AccessControlDefaultAdminRules for role-based access control
Pausable for emergency stop capability
ReentrancyGuard for protection against reentrant calls

Defined roles: ADMIN_ROLE, EXECUTOR_ROLE, PAUSER_ROLE, FEE_MANAGER_ROLE.

Fee Structure

The per-message fee is computed from composable components:

A base send fee
A per-byte payload fee
A caller fee
An action fee
Destination-specific and action-specific adjustments
Applicable discounts across fee classes

Accepted payment tokens include the native chain gas token, the R token, and wrapped native token. The fee manager and fee holder addresses are admin-configurable. The default maximum payload size is 500 bytes.

Failure Tracking

Failure state is tracked per message, keyed by destination, source, action, message ID, and payload hash.

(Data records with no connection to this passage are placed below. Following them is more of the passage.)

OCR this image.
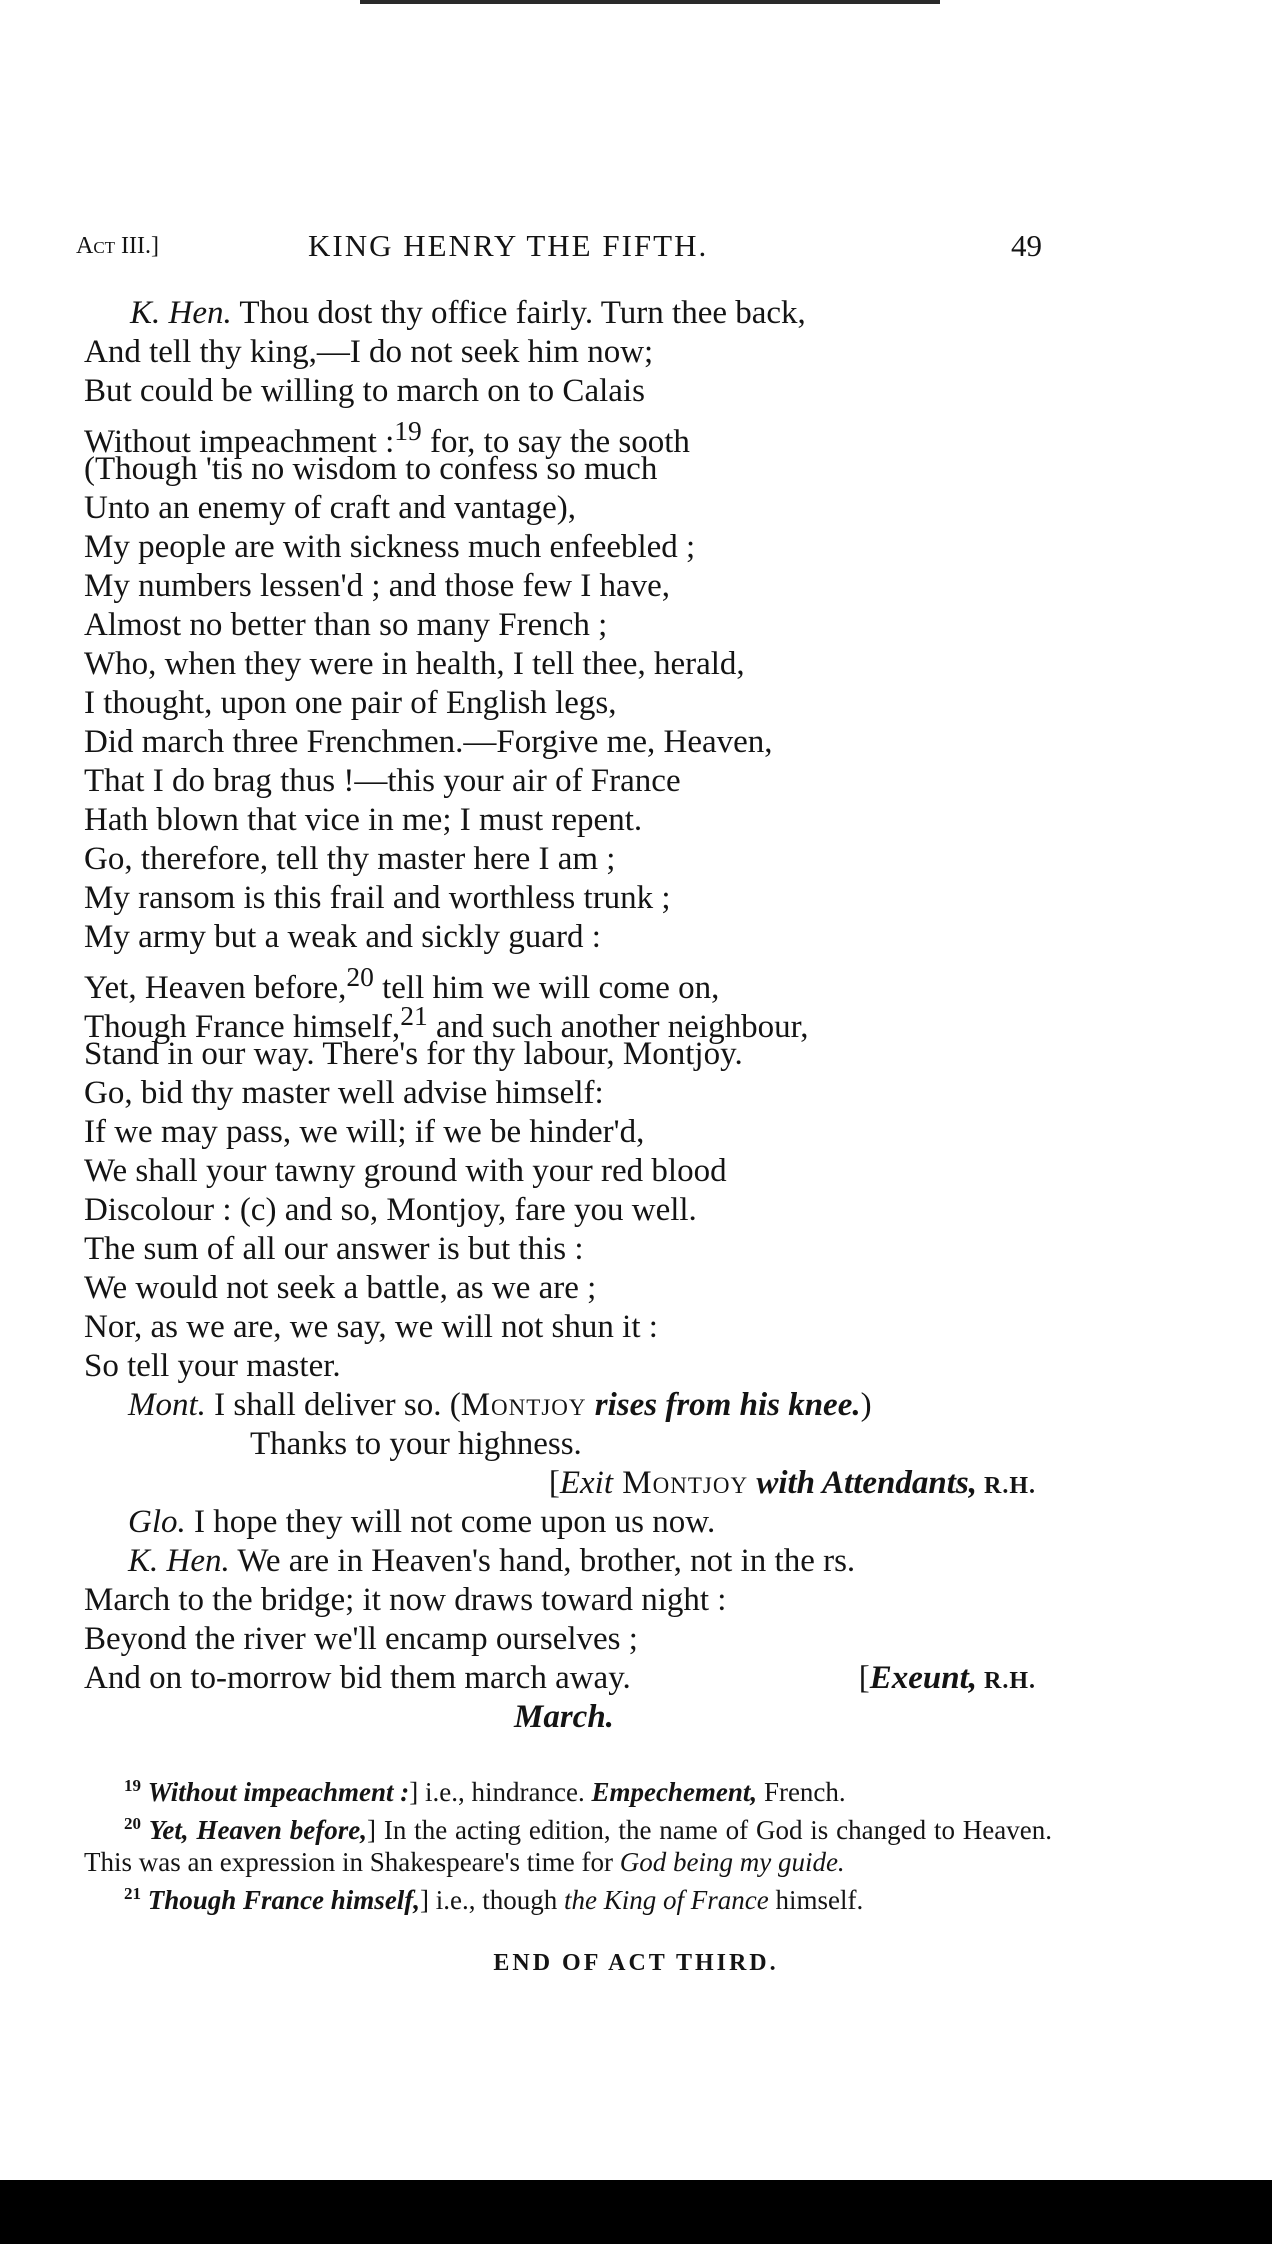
Act III.]	KING HENRY THE FIFTH.	49
K. Hen. Thou dost thy office fairly. Turn thee back,
And tell thy king,—I do not seek him now;
But could be willing to march on to Calais
Without impeachment :$^{19}$ for, to say the sooth
(Though 'tis no wisdom to confess so much
Unto an enemy of craft and vantage),
My people are with sickness much enfeebled ;
My numbers lessen'd ; and those few I have,
Almost no better than so many French ;
Who, when they were in health, I tell thee, herald,
I thought, upon one pair of English legs,
Did march three Frenchmen.—Forgive me, Heaven,
That I do brag thus !—this your air of France
Hath blown that vice in me; I must repent.
Go, therefore, tell thy master here I am ;
My ransom is this frail and worthless trunk ;
My army but a weak and sickly guard :
Yet, Heaven before,$^{20}$ tell him we will come on,
Though France himself,$^{21}$ and such another neighbour,
Stand in our way. There's for thy labour, Montjoy.
Go, bid thy master well advise himself:
If we may pass, we will; if we be hinder'd,
We shall your tawny ground with your red blood
Discolour : (c) and so, Montjoy, fare you well.
The sum of all our answer is but this :
We would not seek a battle, as we are ;
Nor, as we are, we say, we will not shun it :
So tell your master.
Mont. I shall deliver so. (Montjoy rises from his knee.)
Thanks to your highness.
[Exit Montjoy with Attendants, R.H.
Glo. I hope they will not come upon us now.
K. Hen. We are in Heaven's hand, brother, not in the rs.
March to the bridge; it now draws toward night :
Beyond the river we'll encamp ourselves ;
And on to-morrow bid them march away.	[Exeunt, R.H.
March.

$^{19}$ Without impeachment :] i.e., hindrance. Empechement, French.

$^{20}$ Yet, Heaven before,] In the acting edition, the name of God is changed to Heaven. This was an expression in Shakespeare's time for God being my guide.

$^{21}$ Though France himself,] i.e., though the King of France himself.

END OF ACT THIRD.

Appendix B: R Token Allocation and Vesting

Total Supply

Total R token supply: 1,000,000,000 R

Allocation

Bucket	% of Supply	Tokens (R)
Airdrops & Liquidity	7%	70,000,000
Investors	10%	100,000,000
Marketing	10%	100,000,000
Team & Advisors	18%	180,000,000
Ecosystem	25%	250,000,000
Community	30%	300,000,000
Total	100%	1,000,000,000

Within the Team & Advisors bucket, the founding team and initial advisors collectively receive 25,000,000 R (2.5% of total supply). The remainder is reserved for future team members and advisors.

Cliffs and Vesting

All vesting streams vest linearly after the applicable cliff.

Cliffs (months from token generation event):

Marketing: 3
Investors: 6
Team: 12
Advisors: 12

Vesting durations (months, post-cliff):

Investors: 12
Advisors: 12
Marketing: 18
Ecosystem: 18
Team: 20
Community: 24

The founding team and initial advisors are subject to a 12-month lockup (no vesting), followed by 12-month linear vesting.